資格取得費用を開業費にすることができるかどうか
資格取得費用を開業費とすることができるか
個人事業者が開業するまでの間に特別に支払った一定の費用については開業費として貸借対照表に計上して、その後、任意に償却して必要経費に算入することができることとされています。
開業するまでの費用といっても、何でもかんでも開業費にすることはできません。
例えば、固定資産の取得費用や販売商品の仕入れ代金などは開業費にすることができません。
一方で、開店オープンのチラシなどの広告宣伝費や、開業セミナーへの参加費用、開業調査費、許認可費、印鑑や名刺の作成費など、様々な費用を開業費にすることができます。
また、開業までに要した費用ですが、開業前の何年間まで有効といったような期間制限はされていません。
開業の準備を始めたときからでよいこととされております。
さて、そんな中で悩ましいのが資格取得費です。
開業費になるのか、開業費にならないのか。
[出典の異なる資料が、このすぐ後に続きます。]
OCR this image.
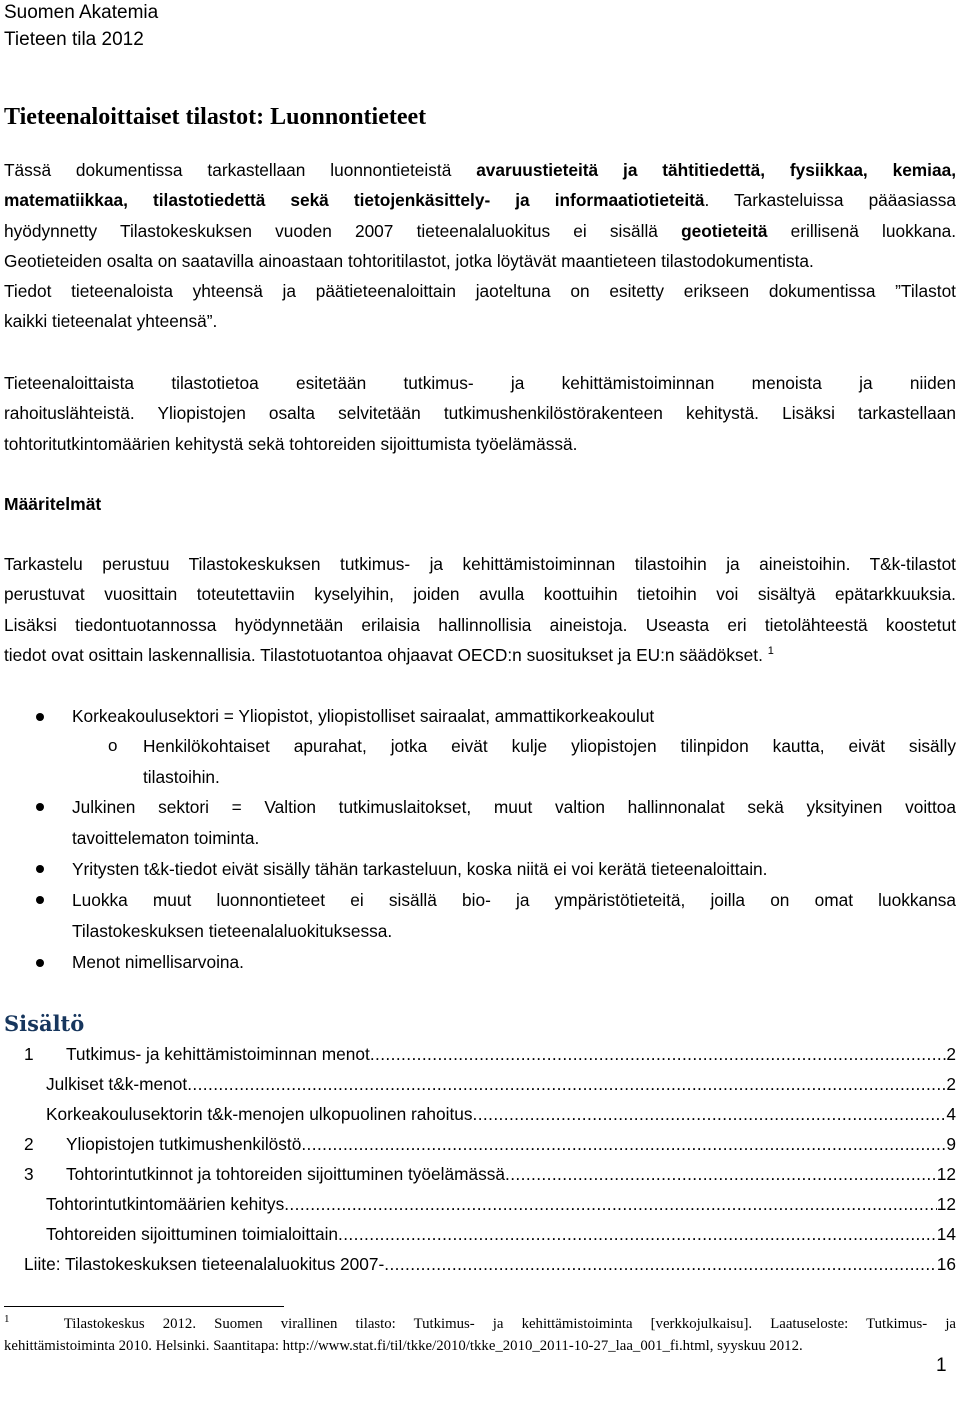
Suomen Akatemia
Tieteen tila 2012
Tieteenaloittaiset tilastot: Luonnontieteet
Tässä dokumentissa tarkastellaan luonnontieteistä avaruustieteitä ja tähtitiedettä, fysiikkaa, kemiaa,
matematiikkaa, tilastotiedettä sekä tietojenkäsittely- ja informaatiotieteitä. Tarkasteluissa pääasiassa
hyödynnetty Tilastokeskuksen vuoden 2007 tieteenalaluokitus ei sisällä geotieteitä erillisenä luokkana.
Geotieteiden osalta on saatavilla ainoastaan tohtoritilastot, jotka löytävät maantieteen tilastodokumentista.
Tiedot tieteenaloista yhteensä ja päätieteenaloittain jaoteltuna on esitetty erikseen dokumentissa ”Tilastot
kaikki tieteenalat yhteensä”.
Tieteenaloittaista tilastotietoa esitetään tutkimus- ja kehittämistoiminnan menoista ja niiden
rahoituslähteistä. Yliopistojen osalta selvitetään tutkimushenkilöstörakenteen kehitystä. Lisäksi tarkastellaan
tohtoritutkintomäärien kehitystä sekä tohtoreiden sijoittumista työelämässä.
Määritelmät
Tarkastelu perustuu Tilastokeskuksen tutkimus- ja kehittämistoiminnan tilastoihin ja aineistoihin. T&k-tilastot
perustuvat vuosittain toteutettaviin kyselyihin, joiden avulla koottuihin tietoihin voi sisältyä epätarkkuuksia.
Lisäksi tiedontuotannossa hyödynnetään erilaisia hallinnollisia aineistoja. Useasta eri tietolähteestä koostetut
tiedot ovat osittain laskennallisia. Tilastotuotantoa ohjaavat OECD:n suositukset ja EU:n säädökset. $^1$
Korkeakoulusektori = Yliopistot, yliopistolliset sairaalat, ammattikorkeakoulut
o Henkilökohtaiset apurahat, jotka eivät kulje yliopistojen tilinpidon kautta, eivät sisälly
tilastoihin.
Julkinen sektori = Valtion tutkimuslaitokset, muut valtion hallinnonalat sekä yksityinen voittoa
tavoittelematon toiminta.
Yritysten t&k-tiedot eivät sisälly tähän tarkasteluun, koska niitä ei voi kerätä tieteenaloittain.
Luokka muut luonnontieteet ei sisällä bio- ja ympäristötieteitä, joilla on omat luokkansa
Tilastokeskuksen tieteenalaluokituksessa.
Menot nimellisarvoina.
Sisältö
1	Tutkimus- ja kehittämistoiminnan menot . . .	2
Julkiset t&k-menot . . .	2
Korkeakoulusektorin t&k-menojen ulkopuolinen rahoitus . . .	4
2	Yliopistojen tutkimushenkilöstö . . .	9
3	Tohtorintutkinnot ja tohtoreiden sijoittuminen työelämässä . . .	12
Tohtorintutkintomäärien kehitys . . .	12
Tohtoreiden sijoittuminen toimialoittain . . .	14
Liite: Tilastokeskuksen tieteenalaluokitus 2007- . . .	16
$^1$	Tilastokeskus 2012. Suomen virallinen tilasto: Tutkimus- ja kehittämistoiminta [verkkojulkaisu]. Laatuseloste: Tutkimus- ja
kehittämistoiminta 2010. Helsinki. Saantitapa: http://www.stat.fi/til/tkke/2010/tkke_2010_2011-10-27_laa_001_fi.html, syyskuu 2012.
1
。。
日本語で、「資格」と一言に表現してみても、その内容や、取得の経緯は様々です。
今回はその資格取得費と開業費の関係について考察してみましょう。
有資格者にしか行うことができない業務をするための資格取得費用
例えば、医師であれば医療行為、
弁護士や司法書士、税理士などの士業であれば、それぞれの法律で定められた独占行為があります。
無資格者には行なえない業務というものがあり、無資格者が行うと、それは違法行為になります。
開業費との関係ですが、
これらの資格取得費用は開業費にすることができません。
開業費は、あくまで開業の準備を始めたときからの費用です。
開業のための準備費用といっても、開業するための資格すらないのであれば、開業をすることがそもそも不可能です。
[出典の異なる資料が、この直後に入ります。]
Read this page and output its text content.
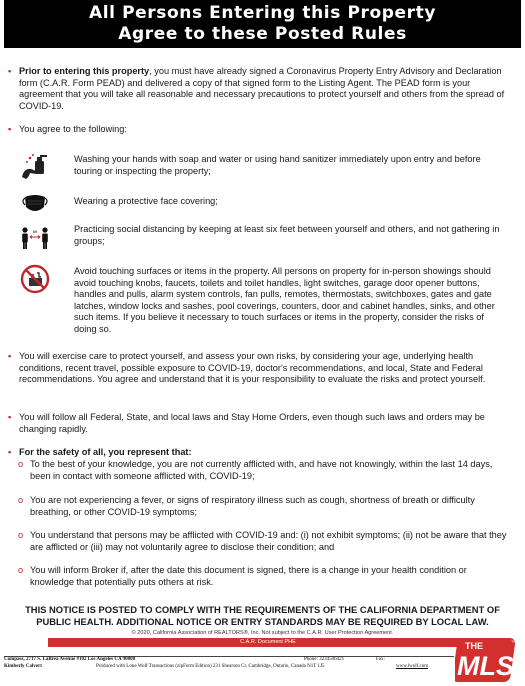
All Persons Entering this Property
Agree to these Posted Rules
• Prior to entering this property, you must have already signed a Coronavirus Property Entry Advisory and Declaration form (C.A.R. Form PEAD) and delivered a copy of that signed form to the Listing Agent. The PEAD form is your agreement that you will take all reasonable and necessary precautions to protect yourself and others from the spread of COVID-19.
• You agree to the following:
Washing your hands with soap and water or using hand sanitizer immediately upon entry and before touring or inspecting the property;
Wearing a protective face covering;
6ft	Practicing social distancing by keeping at least six feet between yourself and others, and not gathering in groups;
Avoid touching surfaces or items in the property. All persons on property for in-person showings should avoid touching knobs, faucets, toilets and toilet handles, light switches, garage door opener buttons, handles and pulls, alarm system controls, fan pulls, remotes, thermostats, switchboxes, gates and gate latches, window locks and sashes, pool coverings, counters, door and cabinet handles, sinks, and other such items. If you believe it necessary to touch surfaces or items in the property, consider the risks of doing so.
• You will exercise care to protect yourself, and assess your own risks, by considering your age, underlying health conditions, recent travel, possible exposure to COVID-19, doctor's recommendations, and local, State and Federal recommendations. You agree and understand that it is your responsibility to evaluate the risks and protect yourself.
• You will follow all Federal, State, and local laws and Stay Home Orders, even though such laws and orders may be changing rapidly.
• For the safety of all, you represent that:
o To the best of your knowledge, you are not currently afflicted with, and have not knowingly, within the last 14 days, been in contact with someone afflicted with, COVID-19;
o You are not experiencing a fever, or signs of respiratory illness such as cough, shortness of breath or difficulty breathing, or other COVID-19 symptoms;
o You understand that persons may be afflicted with COVID-19 and: (i) not exhibit symptoms; (ii) not be aware that they are afflicted or (iii) may not voluntarily agree to disclose their condition; and
o You will inform Broker if, after the date this document is signed, there is a change in your health condition or knowledge that potentially puts others at risk.
THIS NOTICE IS POSTED TO COMPLY WITH THE REQUIREMENTS OF THE CALIFORNIA DEPARTMENT OF
PUBLIC HEALTH. ADDITIONAL NOTICE OR ENTRY STANDARDS MAY BE REQUIRED BY LOCAL LAW.
© 2020, California Association of REALTORS®, Inc. Not subject to the C.A.R. User Protection Agreement.
C.A.R. Document PHE
Compass, 2717 S. LaBrea Avenue #102 Los Angeles CA 90008	Phone: 3234506421	Fax:
Kimberly Calvert	Produced with Lone Wolf Transactions (zipForm Edition) 231 Shearson Cr. Cambridge, Ontario, Canada N1T 1J5	www.lwolf.com
THE
MLS
™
(意気込みや、気持ちの上ではもちろん別なのですが、)実質的に、資格を取得できるのかどうか分からないような状態では開業の準備をすることはできないということもありますので、資格取得費用は開業費とすることは認められていないのです。
資格の有無にかかわらず、業務をすることができるものに関する資格取得費用
有資格者にしか行うことができない業務に関する資格取得費用はまだ分かりやすいのですが、
悩ましいのは、(誤解を恐れずに言ってみれば、)本人が希望すれば、たとえ無資格者であっても開業することができる業務に関する資格取得費用です。
具体的な名称を掲げるのは省略しますが、
- 広告宣伝的な意味合いのある資格、
- 市場調査、トレンド調査の一環として取得する資格、
- 最新技術を調査、習得するために取得する資格、
- 看板に箔をつけるための資格
というものも存在します。
私はこの場合はケースバイケースだと考えています。
そもそもどのような考えを出発点として取得した資格なのでしょうか。
本人が、開業を決意し、開業準備を始めてから開業までの間に、看板や名刺に箔をつけるためや、サービスの腕を磨くため、市場調査のために取得した資格であれば、開業費になると考えられます。
しかし、本人が、開業とはまったく関係なく興味本位で取得した資格や、仮に資格が取得できなかったら開業しなかったような場合には、開業費になるとは考えられません。
資格取得の領収書は残すことができても、こういったことは記録に残すことが難しいので悩ましいのですが、
他の人に説明ができるかどうか、例えば極端な話、税務調査があった場合でも、ちゃんと説明できるかどうかで判断すればよいのではないでしょうか。
資格がなくても始めることができる商売であるならば、資格取得に関する自分のスタンスをはっきりさせた上で、取得の経緯を説明できるようにしておくということです。
一言で「資格」と言っても様々です。
資格取得費用は開業費にできない、ということもよく聞くのですが、
そもそもその資格の内容や、取得の経緯が大切といえるでしょう。
事実はどうなのかをよく考えて、開業費にするのかどうかを決めてみてはいかがでしょうか。